Cabinet nod for public procurement draft
The cabinet yesterday approved a draft bill on public procurement, which will govern purchases made not only by all state agencies, but also by local administrative organisations, state enterprises, public organisations, independent organisations established under the constitution, state universities and state independent bodies.
Government spokesman Sansern Kaewkamnerd said the bill, once enacted, would help strengthen Thailand's competitiveness, as all public procurements would become standardised and transparent.
Mr Sansern said the Council of State had completed deliberations on the bill, which, if approved by the National Legislative Assembly (NLA), would come into force three months thereafter.
The bill is targeted to replace regulations from the Prime Minister's Office on public procurement.
Procurement by local administrative organisations is currently not governed by the Prime Minister's Office.
Under the new law, both policymakers and operational-level officials would be subject to the same penalties if found guilty of corruption.
The new law sets the penalty for involvement in procurement-related corruption at one to 10 years in prison and a maximum fine of 400,000 baht.
According to current penalties based on Article 157 of the criminal code, state officers found guilty of misconduct or dereliction of duty causing damage must be fined 2,000-20,000 baht and/or imprisoned for one to 10 years.
High-ranking officials, however, face a penalty two-thirds as severe.
Pending the law's approval, the Comptroller General's Department would draft regulations and announcements to comply with the new law.
According to Mr Sansern, the cabinet also yesterday endorsed an amendment to the Public Debt Management Act to make it compliant with international standards.

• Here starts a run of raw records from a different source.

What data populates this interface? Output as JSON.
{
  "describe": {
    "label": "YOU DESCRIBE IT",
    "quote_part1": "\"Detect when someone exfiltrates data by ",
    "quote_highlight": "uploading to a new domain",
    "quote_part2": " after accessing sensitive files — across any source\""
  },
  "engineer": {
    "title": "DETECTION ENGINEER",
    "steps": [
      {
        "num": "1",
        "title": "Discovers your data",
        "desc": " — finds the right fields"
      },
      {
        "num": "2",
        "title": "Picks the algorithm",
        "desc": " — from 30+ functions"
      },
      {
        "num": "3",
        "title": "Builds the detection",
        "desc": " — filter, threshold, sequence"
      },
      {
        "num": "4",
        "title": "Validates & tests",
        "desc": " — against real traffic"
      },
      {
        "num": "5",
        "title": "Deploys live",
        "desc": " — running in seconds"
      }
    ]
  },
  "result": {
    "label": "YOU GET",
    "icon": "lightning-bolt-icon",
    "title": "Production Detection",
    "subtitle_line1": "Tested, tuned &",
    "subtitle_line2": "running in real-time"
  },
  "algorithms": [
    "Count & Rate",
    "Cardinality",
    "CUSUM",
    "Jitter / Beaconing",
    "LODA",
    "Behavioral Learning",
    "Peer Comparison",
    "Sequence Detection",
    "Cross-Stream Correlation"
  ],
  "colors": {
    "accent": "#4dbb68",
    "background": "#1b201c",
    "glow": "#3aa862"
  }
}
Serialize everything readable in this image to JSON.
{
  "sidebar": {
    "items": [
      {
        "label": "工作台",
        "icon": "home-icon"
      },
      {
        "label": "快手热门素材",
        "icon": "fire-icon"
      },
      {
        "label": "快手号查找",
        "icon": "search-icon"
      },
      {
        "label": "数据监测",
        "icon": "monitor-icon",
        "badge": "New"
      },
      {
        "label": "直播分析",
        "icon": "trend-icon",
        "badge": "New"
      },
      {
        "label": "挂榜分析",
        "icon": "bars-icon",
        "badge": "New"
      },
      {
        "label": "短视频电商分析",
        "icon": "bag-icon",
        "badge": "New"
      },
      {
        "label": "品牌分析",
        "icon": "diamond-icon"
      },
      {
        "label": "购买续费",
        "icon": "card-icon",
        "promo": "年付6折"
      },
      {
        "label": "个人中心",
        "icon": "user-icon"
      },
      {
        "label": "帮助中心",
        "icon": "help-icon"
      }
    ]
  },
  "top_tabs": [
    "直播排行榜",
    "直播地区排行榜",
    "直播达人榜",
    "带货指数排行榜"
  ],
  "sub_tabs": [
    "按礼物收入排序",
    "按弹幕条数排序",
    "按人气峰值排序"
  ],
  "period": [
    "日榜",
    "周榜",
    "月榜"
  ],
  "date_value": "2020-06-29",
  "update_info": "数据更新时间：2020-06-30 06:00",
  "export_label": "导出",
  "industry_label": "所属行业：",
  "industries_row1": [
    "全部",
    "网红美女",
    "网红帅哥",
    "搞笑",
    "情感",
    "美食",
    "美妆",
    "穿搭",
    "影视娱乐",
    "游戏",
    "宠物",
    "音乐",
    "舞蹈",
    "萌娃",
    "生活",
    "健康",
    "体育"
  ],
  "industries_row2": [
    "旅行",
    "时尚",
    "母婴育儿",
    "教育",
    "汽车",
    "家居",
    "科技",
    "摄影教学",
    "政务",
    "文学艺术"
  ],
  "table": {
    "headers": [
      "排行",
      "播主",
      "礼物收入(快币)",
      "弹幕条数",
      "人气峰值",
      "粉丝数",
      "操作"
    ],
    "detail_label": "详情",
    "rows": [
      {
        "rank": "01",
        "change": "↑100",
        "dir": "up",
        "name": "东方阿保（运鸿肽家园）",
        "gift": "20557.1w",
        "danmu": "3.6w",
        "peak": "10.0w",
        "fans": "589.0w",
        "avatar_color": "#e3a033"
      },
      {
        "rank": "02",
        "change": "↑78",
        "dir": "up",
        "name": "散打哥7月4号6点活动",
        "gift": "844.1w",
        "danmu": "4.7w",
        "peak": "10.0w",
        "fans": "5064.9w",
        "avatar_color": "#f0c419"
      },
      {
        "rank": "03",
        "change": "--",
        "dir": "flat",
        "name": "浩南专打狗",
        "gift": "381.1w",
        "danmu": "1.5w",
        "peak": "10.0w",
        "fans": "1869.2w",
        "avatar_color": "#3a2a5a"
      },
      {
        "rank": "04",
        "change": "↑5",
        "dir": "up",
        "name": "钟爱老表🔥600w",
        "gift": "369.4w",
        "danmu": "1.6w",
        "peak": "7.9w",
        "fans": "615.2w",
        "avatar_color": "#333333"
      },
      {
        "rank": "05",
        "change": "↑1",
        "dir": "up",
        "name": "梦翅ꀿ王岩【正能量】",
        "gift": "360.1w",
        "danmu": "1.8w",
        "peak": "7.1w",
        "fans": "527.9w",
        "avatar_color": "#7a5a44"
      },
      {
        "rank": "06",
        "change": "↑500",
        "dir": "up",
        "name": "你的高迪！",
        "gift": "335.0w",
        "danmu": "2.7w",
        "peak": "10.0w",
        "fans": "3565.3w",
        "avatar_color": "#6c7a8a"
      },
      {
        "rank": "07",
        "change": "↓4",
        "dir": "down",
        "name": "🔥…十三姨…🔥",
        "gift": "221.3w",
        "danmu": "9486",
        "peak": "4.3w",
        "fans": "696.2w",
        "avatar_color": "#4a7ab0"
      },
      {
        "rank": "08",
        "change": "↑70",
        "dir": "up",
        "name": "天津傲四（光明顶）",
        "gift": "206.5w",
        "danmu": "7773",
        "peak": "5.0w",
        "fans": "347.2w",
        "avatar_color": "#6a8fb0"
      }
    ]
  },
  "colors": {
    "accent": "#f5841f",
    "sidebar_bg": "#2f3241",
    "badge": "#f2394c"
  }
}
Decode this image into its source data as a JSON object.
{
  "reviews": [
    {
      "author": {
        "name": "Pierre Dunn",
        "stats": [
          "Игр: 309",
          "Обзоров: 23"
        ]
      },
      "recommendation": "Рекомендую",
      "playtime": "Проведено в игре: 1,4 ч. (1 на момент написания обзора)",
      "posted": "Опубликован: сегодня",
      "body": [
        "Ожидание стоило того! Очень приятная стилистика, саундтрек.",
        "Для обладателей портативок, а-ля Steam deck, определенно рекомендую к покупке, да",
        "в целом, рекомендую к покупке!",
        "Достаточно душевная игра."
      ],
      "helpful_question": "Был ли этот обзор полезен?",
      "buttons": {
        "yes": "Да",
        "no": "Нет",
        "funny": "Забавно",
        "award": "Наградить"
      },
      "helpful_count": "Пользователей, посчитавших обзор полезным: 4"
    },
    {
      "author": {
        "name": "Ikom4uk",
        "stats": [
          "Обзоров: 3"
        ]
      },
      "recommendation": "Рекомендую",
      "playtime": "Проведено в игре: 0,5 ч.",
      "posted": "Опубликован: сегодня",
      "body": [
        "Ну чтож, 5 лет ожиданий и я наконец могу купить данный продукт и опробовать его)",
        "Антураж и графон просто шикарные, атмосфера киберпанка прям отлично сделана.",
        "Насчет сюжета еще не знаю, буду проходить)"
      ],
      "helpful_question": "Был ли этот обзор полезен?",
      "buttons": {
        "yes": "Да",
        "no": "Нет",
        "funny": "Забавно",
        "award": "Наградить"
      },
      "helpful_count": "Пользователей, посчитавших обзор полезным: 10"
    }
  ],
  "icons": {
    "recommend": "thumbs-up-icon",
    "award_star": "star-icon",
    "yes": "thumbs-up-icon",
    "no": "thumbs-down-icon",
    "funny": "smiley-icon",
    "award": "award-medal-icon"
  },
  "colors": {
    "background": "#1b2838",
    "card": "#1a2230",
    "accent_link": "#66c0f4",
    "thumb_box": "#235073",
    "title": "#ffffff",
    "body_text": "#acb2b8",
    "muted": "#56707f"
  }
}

The amendment empowers the Finance Ministry to manage not only public debts caused by state agencies, but also agencies supervised by the government. It further caps the debt-to-GDP ratio at 44%.
According to Mr Sansern, Prime Minister Prayut Chan-o-cha has also authorised the Finance Ministry to supervise the debts of agricultural co-operatives.
The ministry would later establish a new unit to supervise debts of agricultural co-operatives, he said.
In related news, the cabinet yesterday approved measures to stabilise the rice price for the 2016-17 season, with a total budget 6.7 billion baht.
The Bank for Agriculture and Agricultural Co-operatives (BAAC) would offer about 300 million baht in loans to agricultural co-operatives to buy rice and keep it at their warehouses and silos, with a target of 2.5 million tonnes of rice.
The government would subsidise 4% of the loan's interest, which means the co-operatives would only pay annual interest of 1%.
Farmers would also be allowed to borrow not more than 300,000 baht each from the BAAC to encourage them to keep rice at their warehouses.
The government aims to delay the sale of 2 million tonnes of rice for the season.
The stabilisation scheme is scheduled to be carried out between Oct 1, 2016 and Sept 30, 2017.